Background A 41-year-old woman native from Senegal has a 22-year history of rheumatoid arthritis (RA). The past medical history was marked by a left upper tubercular pneumopathy. In the absence of argument for latent tuberculosis infection, etanercept was introduced in 2007 and gave rise to a rapid amelioration of joint symptoms. Two months later, the patient developed cough and erythematic nodosum. The chest high-resolution computed tomography (HRCT) showed lymph nodes and pulmonary micronodulosis, with no tuberculous cavity. Although partially purified derivatives of tuberculin were negative and bronchoalveolar lavage fluid cultures were sterile, the diagnosis of tuberculosis was retained. Antibiotics were started while etanercept was stopped. In the same time, patient used corticosteroids in self-medication because of flares up of RA. Pulmonary symptoms decreased and the chest radiograph rapidly improved. One and a half year later, the activity of RA led us to restart a treatment by anti-TNFα. Infliximab was introduced with low dose of prednisone. Six months later, the patient developed a dry cough, night sweats and weight loss. The chest HRCT showed micro nodular lesions and hilar and infradiaphragmatic lymph nodes. Angiotensin-converting enzyme (ACE) was increased and cultures were again sterile. Histopathological examination of lung biopsy revealed sarcoidosis granuloma. The diagnosis of the first episode was also reviewed and a recurrence of sarcoidosis induced by two different anti-TNFα agents was retained. Anti-TNFα cessation and a treatment with prednisolone gave rise to a resolution of sarcoidosis.

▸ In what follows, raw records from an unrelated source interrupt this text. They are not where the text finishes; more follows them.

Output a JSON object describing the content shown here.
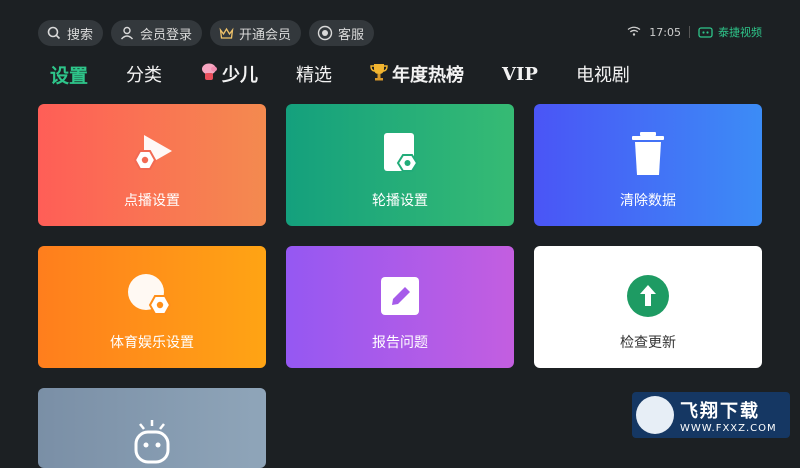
{
  "topbar": {
    "search": "搜索",
    "login": "会员登录",
    "vip_open": "开通会员",
    "service": "客服"
  },
  "status": {
    "time": "17:05",
    "brand": "泰捷视频"
  },
  "nav": {
    "items": [
      "设置",
      "分类",
      "少儿",
      "精选",
      "年度热榜",
      "VIP",
      "电视剧"
    ],
    "active_color": "#2ec58a"
  },
  "tiles": [
    {
      "label": "点播设置",
      "icon": "play-gear-icon"
    },
    {
      "label": "轮播设置",
      "icon": "file-gear-icon"
    },
    {
      "label": "清除数据",
      "icon": "trash-icon"
    },
    {
      "label": "体育娱乐设置",
      "icon": "ball-gear-icon"
    },
    {
      "label": "报告问题",
      "icon": "edit-icon"
    },
    {
      "label": "检查更新",
      "icon": "up-arrow-icon"
    },
    {
      "label": "",
      "icon": "robot-icon"
    }
  ],
  "watermark": {
    "title": "飞翔下载",
    "url": "WWW.FXXZ.COM"
  }
}
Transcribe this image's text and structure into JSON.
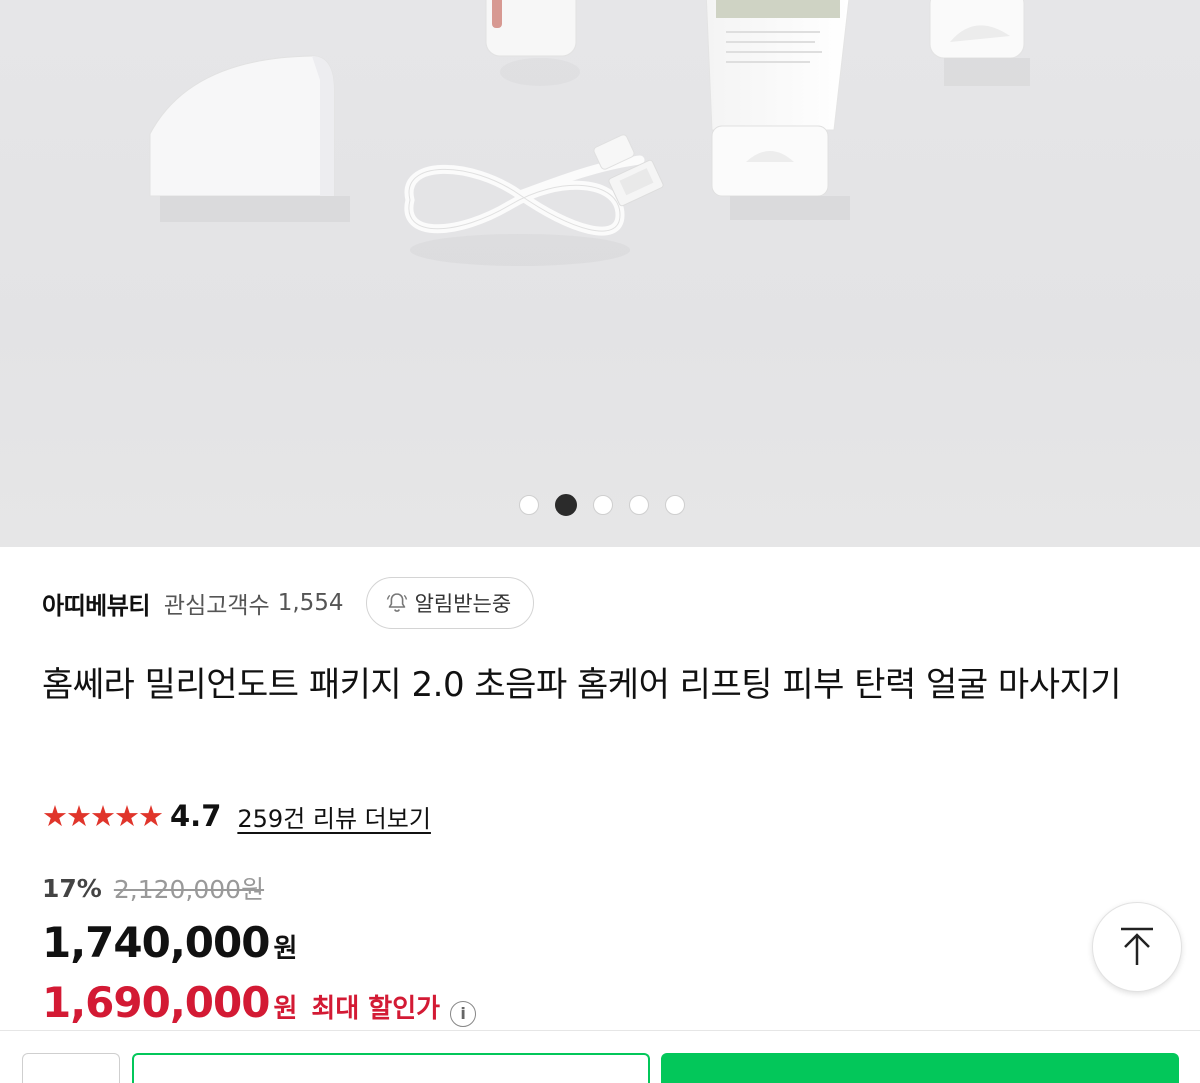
{
  "gallery": {
    "dots": [
      {
        "active": false
      },
      {
        "active": true
      },
      {
        "active": false
      },
      {
        "active": false
      },
      {
        "active": false
      }
    ]
  },
  "seller": {
    "name": "아띠베뷰티",
    "fan_label": "관심고객수",
    "fan_count": "1,554",
    "alarm_label": "알림받는중"
  },
  "product": {
    "title": "홈쎄라 밀리언도트 패키지 2.0 초음파 홈케어 리프팅 피부 탄력 얼굴 마사지기"
  },
  "rating": {
    "stars": "★★★★★",
    "score": "4.7",
    "review_link": "259건 리뷰 더보기"
  },
  "price": {
    "discount_rate": "17%",
    "original_price": "2,120,000원",
    "sale_price": "1,740,000",
    "currency": "원",
    "max_discount_price": "1,690,000",
    "max_discount_currency": "원",
    "max_discount_label": "최대 할인가",
    "info_icon": "i"
  },
  "colors": {
    "star": "#e0352b",
    "max_price": "#d31a34",
    "accent_green": "#03c75a"
  }
}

Results Forty six cases of sarcoidosis occurring during anti-TNFα therapy have been reported in the literature. Typically the clinical picture developed while the arthritis was well controlled, with nonspecific respiratory symptoms, with hilar and mediastinal lymph nodes, sometimes associated with pulmonary infiltrates often found in the upper lobes. Prognosis is favorable with a complete resolution often by simply withdrawing the anti-TNFα agents. However, recurrence with a second anti-TNFα agent has been described in only one case with adalimumab started four months after etanercept interruption.

Conclusions The diagnosis of sarcoidosis in patients treated with anti-TNFα remains challenging. Diagnosis of this adverse effect is probably missed or delayed, because of the priority given during anti-TNFα therapy to eliminate infections, such as tuberculosis. However, sarcoidosis has to be evoked in case of pulmonary symptoms and negative cultures. ACE, which has an excellent sensitivity (90%), also helps in the diagnosis. If doubt persists, a lung biopsy can be performed to rule out tuberculosis.

  1. Daïen CI, Monnier A, Claudepierre P, Constantin A, Eschard JP, Houvenagel E, Samimi M, Pavy S, Pertuiset E, Toussirot E, Combe B, Morel J et (CRI)., Club Rhumatismes et Inflammation. Sarcoid-like granulomatosis in patients treated with tumor necrosis factor blockers: 10 cases. Rheumatology (Oxford). August 2009, pp. 883-886.